Finalement, les héros atterrissent dans la ville de Stillwater. Il s'avère que la mafia a volé tout l'argent des comptes des Saints et nous devons tout recommencer à zéro - le début classique de GTA. Et maintenant, le véritable gameplay de [Saints Row](/games?search=Saints Row) : The Third commence. Même si nous ne commençons pas à accomplir les missions de l'histoire principale, il y a de quoi s'occuper à Stillwater - le bac à sable local ressemble à celui de GTA : San Andreas. Nous nous amusons par nous-mêmes. Nous pouvons faire littéralement n'importe quoi. Vous voulez faire du base jumping - pas de problème, vous voulez surfer sur les toits de voitures - aucun souci, ou peut-être aimez-vous conduire un quad en flammes et mettre le feu à tout le monde autour - c'est à chaque coin de rue ici. Et encore, nous pouvons chercher de l'argent caché, des drogues, des poupées gonflables, transporter des prostituées, tester notre courage (le héros conduit une voiture avec un tigre furieux), courir nu, transporter des célébrités obsédées, sauter sous des voitures (pour gagner de l'argent par une assurance), mitrailler des quartiers entiers avec un tank, et bien d'autres choses encore - le jeu regorge de telles mini-missions amusantes. Stillwater est divisé en zones contrôlées par trois gangs, qui se sont temporairement unis pour s'opposer aux Saints. Comme notre objectif principal est de conquérir toute la ville, les héros doivent constamment se battre contre tel ou tel gang. Parfois, nous recevons des appels pour défendre le territoire déjà conquis. Et en plus de tout cela, les Saints peuvent simplement acheter des magasins, des usines, des hôpitaux, en résumé presque tous les bâtiments de la ville. Chacun peut trouver de quoi s'occuper. Et puis, on peut également tuner presque chaque voiture dans le jeu, y mettre des épines pour trancher des jambes ou crever des pneus.

Au-dessus de Stillwater

La campagne ne reste pas en retard par rapport au bac à sable. Oui, elle est linéaire et courte, mais chaque mission est comme un chef-d'œuvre. La plupart du plaisir vient vraiment des blagues, des situations amusantes et des moments intemporels de l'intrigue. Au départ, nous ne faisons que rassembler des gens dans un nouveau gang.
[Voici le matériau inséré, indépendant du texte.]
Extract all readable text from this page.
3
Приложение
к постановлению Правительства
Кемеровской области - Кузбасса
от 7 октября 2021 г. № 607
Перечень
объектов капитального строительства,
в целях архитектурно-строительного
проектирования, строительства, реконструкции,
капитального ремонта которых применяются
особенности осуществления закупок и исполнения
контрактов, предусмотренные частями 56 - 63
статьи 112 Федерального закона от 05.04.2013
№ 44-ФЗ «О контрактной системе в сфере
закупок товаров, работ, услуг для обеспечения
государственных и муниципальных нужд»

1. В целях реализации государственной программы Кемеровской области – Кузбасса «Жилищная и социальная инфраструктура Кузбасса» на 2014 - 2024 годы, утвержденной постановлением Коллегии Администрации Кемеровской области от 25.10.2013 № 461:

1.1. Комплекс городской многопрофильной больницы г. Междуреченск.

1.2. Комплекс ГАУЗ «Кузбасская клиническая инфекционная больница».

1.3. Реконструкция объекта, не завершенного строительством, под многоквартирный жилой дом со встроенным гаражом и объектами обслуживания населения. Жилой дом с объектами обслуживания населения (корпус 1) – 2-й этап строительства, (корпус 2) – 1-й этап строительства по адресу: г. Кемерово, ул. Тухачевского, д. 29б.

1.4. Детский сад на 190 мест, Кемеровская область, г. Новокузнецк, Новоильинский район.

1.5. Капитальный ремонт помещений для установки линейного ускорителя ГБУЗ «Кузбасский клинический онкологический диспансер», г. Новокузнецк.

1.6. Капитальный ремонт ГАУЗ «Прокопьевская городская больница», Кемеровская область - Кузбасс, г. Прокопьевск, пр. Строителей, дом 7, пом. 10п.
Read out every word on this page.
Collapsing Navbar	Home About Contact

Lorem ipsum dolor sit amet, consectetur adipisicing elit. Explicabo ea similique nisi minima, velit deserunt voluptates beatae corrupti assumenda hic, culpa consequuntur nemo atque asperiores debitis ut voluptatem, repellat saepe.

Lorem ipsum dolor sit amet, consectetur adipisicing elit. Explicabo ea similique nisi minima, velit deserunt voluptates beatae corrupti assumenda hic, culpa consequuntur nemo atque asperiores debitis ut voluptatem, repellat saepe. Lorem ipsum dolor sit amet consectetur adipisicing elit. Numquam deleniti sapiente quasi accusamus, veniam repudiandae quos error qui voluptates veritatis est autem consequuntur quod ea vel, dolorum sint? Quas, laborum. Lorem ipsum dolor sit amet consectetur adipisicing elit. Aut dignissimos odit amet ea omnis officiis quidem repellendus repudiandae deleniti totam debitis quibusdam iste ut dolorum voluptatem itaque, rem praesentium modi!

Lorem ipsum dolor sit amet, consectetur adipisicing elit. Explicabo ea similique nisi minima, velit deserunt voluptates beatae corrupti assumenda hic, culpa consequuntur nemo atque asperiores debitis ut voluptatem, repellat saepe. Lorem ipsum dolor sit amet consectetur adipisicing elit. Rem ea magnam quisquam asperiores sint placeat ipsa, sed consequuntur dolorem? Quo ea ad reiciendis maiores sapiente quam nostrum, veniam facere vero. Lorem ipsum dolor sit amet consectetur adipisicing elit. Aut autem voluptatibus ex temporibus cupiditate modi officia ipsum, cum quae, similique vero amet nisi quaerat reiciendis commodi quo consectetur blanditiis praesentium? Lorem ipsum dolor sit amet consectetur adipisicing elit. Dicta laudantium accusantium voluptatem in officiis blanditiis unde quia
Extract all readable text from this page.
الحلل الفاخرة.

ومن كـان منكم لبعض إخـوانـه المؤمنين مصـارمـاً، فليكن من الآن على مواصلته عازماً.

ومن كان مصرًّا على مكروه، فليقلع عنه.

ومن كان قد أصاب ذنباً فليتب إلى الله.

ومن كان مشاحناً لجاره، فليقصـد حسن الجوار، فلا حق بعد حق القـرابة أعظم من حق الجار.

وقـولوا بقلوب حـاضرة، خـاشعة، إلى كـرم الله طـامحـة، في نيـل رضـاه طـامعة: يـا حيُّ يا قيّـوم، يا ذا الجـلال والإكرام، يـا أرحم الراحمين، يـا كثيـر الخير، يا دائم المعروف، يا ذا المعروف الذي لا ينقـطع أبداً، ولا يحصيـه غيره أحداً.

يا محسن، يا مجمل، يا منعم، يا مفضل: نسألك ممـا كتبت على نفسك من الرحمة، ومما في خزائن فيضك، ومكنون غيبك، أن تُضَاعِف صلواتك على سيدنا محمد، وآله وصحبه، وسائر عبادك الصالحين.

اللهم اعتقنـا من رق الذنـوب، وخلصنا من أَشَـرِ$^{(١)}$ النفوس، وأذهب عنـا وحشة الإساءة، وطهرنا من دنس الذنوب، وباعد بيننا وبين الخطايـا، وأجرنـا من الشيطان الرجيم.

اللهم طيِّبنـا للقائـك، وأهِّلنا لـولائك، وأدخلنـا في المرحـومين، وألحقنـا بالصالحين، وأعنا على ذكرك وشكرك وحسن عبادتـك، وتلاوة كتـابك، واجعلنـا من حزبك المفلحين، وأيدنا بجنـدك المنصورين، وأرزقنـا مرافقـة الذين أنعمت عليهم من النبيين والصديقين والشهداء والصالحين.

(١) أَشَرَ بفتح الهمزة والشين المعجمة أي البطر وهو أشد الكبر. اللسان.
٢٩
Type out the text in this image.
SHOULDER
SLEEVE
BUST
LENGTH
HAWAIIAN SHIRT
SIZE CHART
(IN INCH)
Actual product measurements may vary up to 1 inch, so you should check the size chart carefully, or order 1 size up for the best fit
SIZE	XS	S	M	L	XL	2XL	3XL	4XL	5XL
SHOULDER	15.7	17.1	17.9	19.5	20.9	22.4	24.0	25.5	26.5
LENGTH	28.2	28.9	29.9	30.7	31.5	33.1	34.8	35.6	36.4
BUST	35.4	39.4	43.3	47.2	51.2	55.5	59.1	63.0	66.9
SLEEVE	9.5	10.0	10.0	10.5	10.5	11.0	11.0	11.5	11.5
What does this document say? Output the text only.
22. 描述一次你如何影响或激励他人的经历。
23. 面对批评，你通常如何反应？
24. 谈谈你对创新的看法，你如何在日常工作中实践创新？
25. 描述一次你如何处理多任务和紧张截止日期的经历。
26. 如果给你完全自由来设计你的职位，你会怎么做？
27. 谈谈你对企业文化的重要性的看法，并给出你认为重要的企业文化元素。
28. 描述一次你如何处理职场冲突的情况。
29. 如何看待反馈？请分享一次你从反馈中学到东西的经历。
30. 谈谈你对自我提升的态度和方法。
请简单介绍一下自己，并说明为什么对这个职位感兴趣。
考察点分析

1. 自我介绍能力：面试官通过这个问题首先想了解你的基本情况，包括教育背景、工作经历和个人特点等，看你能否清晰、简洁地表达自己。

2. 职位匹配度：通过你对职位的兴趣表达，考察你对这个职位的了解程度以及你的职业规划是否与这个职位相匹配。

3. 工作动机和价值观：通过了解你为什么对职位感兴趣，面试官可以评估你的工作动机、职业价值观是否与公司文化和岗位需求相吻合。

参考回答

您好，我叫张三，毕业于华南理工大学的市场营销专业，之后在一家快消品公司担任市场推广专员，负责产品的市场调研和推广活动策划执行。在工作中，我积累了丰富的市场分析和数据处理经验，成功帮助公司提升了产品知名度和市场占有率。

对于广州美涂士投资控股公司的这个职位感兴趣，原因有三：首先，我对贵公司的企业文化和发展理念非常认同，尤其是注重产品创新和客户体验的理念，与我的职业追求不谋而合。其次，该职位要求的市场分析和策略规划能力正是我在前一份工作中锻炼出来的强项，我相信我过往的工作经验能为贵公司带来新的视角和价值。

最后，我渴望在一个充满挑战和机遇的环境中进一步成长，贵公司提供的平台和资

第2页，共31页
Oui, dans un tel jeu ce ne sont pas de simples potes, mais des personnalités hypertrophiées dans une certaine direction. Croyez-moi, vous ne les oublierez pas de sitôt ! Au milieu du jeu, lorsque nous faisons face à nos ennemis tout aussi brillants, ils seront rejoints par des super-soldats de l'unité BOAR. Tous sont armés d'armes laser, conduisent des tanks fantastiques, volent dans des avions et des hélicoptères à décollage vertical. Et ils sont dirigés par un homme apparemment bourru avec le visage le plus pacifique. La ville est mise en quarantaine et notre héros commence à se battre, car le nombre d'ennemis augmente considérablement. À un moment donné (évidemment, pas sans notre aide), tout un quartier de la ville est envahi par des zombies, et donc le niveau de plaisir augmente encore plus.

Un peu de rébellion

La progression mérite également une mention distincte. Pour toutes nos actions dans le jeu : que ce soit tuer des bandits ou conduire à contre-sens - nous gagnons des points d'expérience, le héros monte en niveau. À chaque niveau, de nouvelles capacités nous sont offertes, qui doivent être achetées avec de l'argent. Il y a beaucoup de ces capacités et elles varient de la possibilité de voler de l'argent aux passants à l'invincibilité temporaire. Le système de progression peut parfaitement remplacer les cheats, car nous pouvons presque rendre le héros immortel, immunisé contre tous les types de dégâts, inflexible et équipé d'une munition infinie.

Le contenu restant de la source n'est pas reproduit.